Optical Surveying Equipment & New GPS Technology for Buyers

By accentu8

Top FAQs about Construction Laser Levels

New or inexperienced users and buyers should have a basic understanding of surveying equipment types (laser, optical surveying, GPS for surveying) as a starting point for additional learning that is often necessary.  Common questions are answered below.

1. What are the technologies behind the main types of land and construction surveying instruments?  The types can be broadly categorized as laser, optical and satellite positioning (GNSS– GPS is one system).  These technologies are increasingly combined in newer surveying instruments.  While optics were used in all surveying instruments up until about four decades ago (sighting was the only way to measure or project horizontal/vertical angles and grades), precision optical lenses are still used today for sighting instruments and, with the advent of lasers for surveying, ultra-precise optics are integral to most laser surveying instruments.  The emergence of GPS for surveying a decade ago can facilitate precise positioning without optical and laser surveying instruments.

2. How is laser technology used in surveying instruments, and what are the types? Laser instruments are extensively used in construction surveying and layout to set elevation, grade or to plumb, and also used for 3D imaging to support engineering work, and laser energy is the dominant technology for distance meters.   Lasers are often used in machine control for vertical precision.

  • Construction Laser levels point or rotate to create a reference point, line or plane. For outside construction work, they are almost always used with a receiver attached to a grade rod, or mounted on heavy equipment for laser machine control.  Inside, activity is usually guided by a visible beam (but sometimes a receiver is used for larger areas).  Some units have the ability to slope the plane on one or two axes and do steep slopes.  Most have auto-leveling capability.  Some models offer vertical and horizontal capability.  Small laser tools like multi-plane generators are used for interior work.
  • Laser receivers can attach to grade rods with sliding brackets, and larger receivers are mounted on heavy equipment for machine control
  • Pipe lasers are used with targets to set the precise elevation of grade-sensitive pipes like drains or sewers.
  • 3D scanners use multipoint scanning to produce a 3D model of any indoor or outdoor man-made or natural structure, mostly for project design support.
  • Distance meters (EDM) can be a handheld device or part of a total station or other type of instrument, and typically reflect infrared laser energy off a surface to measure distances.
  • Laser guided machine control uses receivers and sensors (depending on system and configuration) to either “indicate” by annunciation, thus directing the operator to perform certain actions until the target grade is reached, or “automate” thus controlling the machine hydraulics to achieve the desired grade.   Lasers are sometimes used in precise machine control applications to provide greater vertical precision when used with GNSS.
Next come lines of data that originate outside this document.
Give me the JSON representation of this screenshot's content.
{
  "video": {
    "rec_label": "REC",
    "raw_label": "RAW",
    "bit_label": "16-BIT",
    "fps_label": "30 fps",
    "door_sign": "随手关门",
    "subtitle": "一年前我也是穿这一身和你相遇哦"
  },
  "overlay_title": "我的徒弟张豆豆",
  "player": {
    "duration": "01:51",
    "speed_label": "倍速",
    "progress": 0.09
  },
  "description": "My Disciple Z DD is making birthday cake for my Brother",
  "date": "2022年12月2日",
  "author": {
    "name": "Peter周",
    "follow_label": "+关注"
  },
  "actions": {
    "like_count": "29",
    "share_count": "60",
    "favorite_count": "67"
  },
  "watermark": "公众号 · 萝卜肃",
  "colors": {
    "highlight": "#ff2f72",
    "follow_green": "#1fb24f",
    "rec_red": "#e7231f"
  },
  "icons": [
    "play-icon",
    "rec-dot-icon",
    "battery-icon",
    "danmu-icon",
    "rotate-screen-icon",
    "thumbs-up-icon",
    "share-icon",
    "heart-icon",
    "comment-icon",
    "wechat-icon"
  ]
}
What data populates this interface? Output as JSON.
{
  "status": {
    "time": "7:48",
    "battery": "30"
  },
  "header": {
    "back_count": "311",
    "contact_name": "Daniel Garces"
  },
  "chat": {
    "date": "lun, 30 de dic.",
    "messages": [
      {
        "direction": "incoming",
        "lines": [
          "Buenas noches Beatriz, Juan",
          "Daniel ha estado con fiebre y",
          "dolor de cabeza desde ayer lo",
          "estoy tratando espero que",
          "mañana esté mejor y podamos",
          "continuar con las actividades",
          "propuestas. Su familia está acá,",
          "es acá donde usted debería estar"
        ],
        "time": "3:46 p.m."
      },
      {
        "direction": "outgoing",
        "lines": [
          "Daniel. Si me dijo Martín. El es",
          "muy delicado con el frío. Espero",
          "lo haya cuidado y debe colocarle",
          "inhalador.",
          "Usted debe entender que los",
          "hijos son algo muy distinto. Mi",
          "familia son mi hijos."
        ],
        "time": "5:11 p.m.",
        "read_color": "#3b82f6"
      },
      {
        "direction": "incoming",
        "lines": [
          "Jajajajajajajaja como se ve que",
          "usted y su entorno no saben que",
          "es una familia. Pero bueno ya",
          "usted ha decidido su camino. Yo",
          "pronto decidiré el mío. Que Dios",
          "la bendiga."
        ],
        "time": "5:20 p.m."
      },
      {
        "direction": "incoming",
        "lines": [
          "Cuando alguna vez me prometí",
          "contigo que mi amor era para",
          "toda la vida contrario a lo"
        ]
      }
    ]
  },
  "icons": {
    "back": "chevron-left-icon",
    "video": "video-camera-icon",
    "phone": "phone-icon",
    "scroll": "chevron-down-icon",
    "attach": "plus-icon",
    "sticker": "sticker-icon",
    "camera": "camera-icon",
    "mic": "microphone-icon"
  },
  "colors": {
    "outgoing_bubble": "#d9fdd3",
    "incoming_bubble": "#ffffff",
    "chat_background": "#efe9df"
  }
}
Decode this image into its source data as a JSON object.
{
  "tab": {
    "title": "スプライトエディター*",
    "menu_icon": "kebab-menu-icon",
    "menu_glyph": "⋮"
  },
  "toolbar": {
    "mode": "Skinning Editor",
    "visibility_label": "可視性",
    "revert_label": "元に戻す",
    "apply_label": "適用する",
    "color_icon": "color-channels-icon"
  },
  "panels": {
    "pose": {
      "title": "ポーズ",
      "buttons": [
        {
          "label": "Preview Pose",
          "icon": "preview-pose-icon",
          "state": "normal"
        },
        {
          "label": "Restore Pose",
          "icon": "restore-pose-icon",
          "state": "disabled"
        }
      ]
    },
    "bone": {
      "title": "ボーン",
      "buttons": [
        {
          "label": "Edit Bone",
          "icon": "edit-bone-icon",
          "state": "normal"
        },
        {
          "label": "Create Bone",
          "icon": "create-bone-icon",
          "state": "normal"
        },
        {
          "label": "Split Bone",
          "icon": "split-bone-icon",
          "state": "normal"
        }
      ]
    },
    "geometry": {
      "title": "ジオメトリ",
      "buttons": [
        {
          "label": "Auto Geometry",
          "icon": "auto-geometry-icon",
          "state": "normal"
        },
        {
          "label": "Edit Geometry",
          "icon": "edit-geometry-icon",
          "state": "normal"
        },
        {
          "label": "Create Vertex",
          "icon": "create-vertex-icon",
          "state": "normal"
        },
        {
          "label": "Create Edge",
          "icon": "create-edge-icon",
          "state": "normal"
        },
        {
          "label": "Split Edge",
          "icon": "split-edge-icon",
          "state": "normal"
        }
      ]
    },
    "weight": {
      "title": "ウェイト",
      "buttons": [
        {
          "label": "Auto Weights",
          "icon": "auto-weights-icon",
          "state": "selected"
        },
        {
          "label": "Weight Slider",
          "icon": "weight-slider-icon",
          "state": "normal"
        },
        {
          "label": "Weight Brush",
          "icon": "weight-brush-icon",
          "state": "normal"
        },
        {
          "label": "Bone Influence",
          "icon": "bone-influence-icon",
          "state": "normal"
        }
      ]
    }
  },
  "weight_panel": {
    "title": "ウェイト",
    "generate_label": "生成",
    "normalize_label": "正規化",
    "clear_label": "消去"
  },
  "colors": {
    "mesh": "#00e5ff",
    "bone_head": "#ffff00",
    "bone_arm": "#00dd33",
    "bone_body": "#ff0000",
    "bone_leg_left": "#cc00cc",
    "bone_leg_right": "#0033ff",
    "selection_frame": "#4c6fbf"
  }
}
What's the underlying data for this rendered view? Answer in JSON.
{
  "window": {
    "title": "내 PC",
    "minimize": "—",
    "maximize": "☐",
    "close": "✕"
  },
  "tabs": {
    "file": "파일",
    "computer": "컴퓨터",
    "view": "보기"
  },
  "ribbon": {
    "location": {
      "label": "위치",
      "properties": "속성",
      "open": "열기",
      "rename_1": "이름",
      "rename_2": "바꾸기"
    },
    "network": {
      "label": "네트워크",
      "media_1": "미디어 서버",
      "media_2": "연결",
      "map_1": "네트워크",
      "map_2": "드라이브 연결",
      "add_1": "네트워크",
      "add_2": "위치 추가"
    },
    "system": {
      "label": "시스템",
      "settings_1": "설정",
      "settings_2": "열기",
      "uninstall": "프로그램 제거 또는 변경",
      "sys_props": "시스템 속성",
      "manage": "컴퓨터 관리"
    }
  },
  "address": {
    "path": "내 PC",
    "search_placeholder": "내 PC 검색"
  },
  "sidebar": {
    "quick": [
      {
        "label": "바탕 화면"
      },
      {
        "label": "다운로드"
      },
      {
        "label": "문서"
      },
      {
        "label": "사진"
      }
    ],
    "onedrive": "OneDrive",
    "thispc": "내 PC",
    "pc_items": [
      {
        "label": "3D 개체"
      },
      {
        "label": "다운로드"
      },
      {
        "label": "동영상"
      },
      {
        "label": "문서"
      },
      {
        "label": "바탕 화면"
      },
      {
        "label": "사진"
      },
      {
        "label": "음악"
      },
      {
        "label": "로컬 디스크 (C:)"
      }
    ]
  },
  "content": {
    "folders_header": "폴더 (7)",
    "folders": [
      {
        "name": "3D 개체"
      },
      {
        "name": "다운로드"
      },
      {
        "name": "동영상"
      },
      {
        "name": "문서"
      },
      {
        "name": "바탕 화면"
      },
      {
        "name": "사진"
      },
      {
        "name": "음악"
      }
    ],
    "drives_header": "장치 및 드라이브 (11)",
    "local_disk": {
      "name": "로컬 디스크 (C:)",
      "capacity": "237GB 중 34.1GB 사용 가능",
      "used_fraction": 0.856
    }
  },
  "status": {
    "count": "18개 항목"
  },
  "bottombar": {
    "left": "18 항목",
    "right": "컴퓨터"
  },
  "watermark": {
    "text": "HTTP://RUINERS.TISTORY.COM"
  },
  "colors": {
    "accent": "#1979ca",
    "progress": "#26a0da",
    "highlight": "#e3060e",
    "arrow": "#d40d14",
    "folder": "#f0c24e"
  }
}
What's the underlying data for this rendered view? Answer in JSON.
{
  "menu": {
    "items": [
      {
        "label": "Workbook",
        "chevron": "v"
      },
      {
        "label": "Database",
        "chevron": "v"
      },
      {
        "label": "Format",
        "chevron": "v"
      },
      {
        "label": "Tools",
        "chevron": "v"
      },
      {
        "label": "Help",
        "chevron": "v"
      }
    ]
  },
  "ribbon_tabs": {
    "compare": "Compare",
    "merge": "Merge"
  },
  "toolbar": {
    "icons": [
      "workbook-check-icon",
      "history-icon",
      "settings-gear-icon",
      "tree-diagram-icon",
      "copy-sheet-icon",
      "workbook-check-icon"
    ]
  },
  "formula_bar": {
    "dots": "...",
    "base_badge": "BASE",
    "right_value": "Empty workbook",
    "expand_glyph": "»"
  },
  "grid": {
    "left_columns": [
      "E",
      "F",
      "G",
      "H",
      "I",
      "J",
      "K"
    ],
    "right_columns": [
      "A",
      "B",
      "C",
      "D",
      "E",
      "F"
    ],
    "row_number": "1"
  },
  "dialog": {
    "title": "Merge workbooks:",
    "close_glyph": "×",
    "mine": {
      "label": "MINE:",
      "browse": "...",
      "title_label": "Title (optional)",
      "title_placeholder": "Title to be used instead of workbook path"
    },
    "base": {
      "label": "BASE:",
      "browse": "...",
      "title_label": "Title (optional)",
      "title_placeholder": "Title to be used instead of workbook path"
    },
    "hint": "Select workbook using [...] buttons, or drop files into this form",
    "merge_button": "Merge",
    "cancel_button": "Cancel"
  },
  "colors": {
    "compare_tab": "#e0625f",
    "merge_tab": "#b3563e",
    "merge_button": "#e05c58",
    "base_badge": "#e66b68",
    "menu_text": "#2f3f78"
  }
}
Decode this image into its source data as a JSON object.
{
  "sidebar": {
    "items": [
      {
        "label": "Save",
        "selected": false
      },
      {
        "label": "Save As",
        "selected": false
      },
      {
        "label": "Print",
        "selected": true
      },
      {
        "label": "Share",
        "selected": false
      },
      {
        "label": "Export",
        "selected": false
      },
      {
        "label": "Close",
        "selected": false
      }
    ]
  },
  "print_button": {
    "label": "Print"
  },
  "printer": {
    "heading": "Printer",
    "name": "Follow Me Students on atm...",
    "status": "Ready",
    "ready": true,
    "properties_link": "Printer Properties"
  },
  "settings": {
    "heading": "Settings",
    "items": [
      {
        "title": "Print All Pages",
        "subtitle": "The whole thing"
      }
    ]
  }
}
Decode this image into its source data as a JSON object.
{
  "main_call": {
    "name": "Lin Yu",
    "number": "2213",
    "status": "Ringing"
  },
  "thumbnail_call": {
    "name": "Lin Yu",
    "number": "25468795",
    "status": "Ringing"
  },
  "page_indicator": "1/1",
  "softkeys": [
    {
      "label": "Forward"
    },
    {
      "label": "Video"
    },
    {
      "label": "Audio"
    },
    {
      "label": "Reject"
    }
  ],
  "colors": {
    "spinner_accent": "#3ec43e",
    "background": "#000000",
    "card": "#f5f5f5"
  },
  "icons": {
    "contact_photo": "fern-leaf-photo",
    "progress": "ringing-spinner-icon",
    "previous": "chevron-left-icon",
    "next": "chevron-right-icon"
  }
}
3. How are optics used in surveying instruments, and what are the instrument types?   While laser and GNSS technologies have had a major impact on surveying instruments, precision optics are still used for sighting instruments used in optical surveying and in lasers (as previously noted).

  • Sight levels (often automatic, digital)are common optical surveyinginstruments that use an optical telescope to view a line of sight along a level  plane (sometimes sloped if grade set with digital level).
  • Transits are a basic type of theodolite that projects vertical and horizontal angles by optical sighting.
  • Theodolites measure both horizontal and vertical angles.  Most made today are digital.  When an object is sighted through a telescope, the angle of each axis (vertical, horizontal) is measured or set with precision.
  • Total Stations are fully integrated electro-optical instruments, with models for land and construction surveying, the latter having less features, precision, and greater simplicity.  In basic form it combines an electronic theodolite and an EDM, with integral software. Units may use reflecting targets or may be reflector-less. There are also ATS-enabled total station units with the capability to provide positioning without GNSS and also to support 3D machine control.

4. How is GPS for surveying used in construction and land surveying? GNSS/GPS technology is applied to traditional surveying functions as well as earthwork machine control. Primary GPS for surveying system components include base station (containing radio, receiver and antenna), radio modem, rover receiver, data collector and software.  There are a number of possible system configurations depending on the equipment age and manufacturer.

  • Static Surveying – Total stations with integrated GNSS bring a dramatic change to surveying activity over total stations without the capability.  As long as the worksite sky is unobstructed, surveying activity using GNSS can be utilized for land survey work (existing boundaries, land subdivision), or providing location guidance for new construction activity.
  • Machine Control GNSS-based machine control is a 3D solution that may be utilize GNSS individually or in combination with laser or sonic to control heavy construction or agricultural equipment.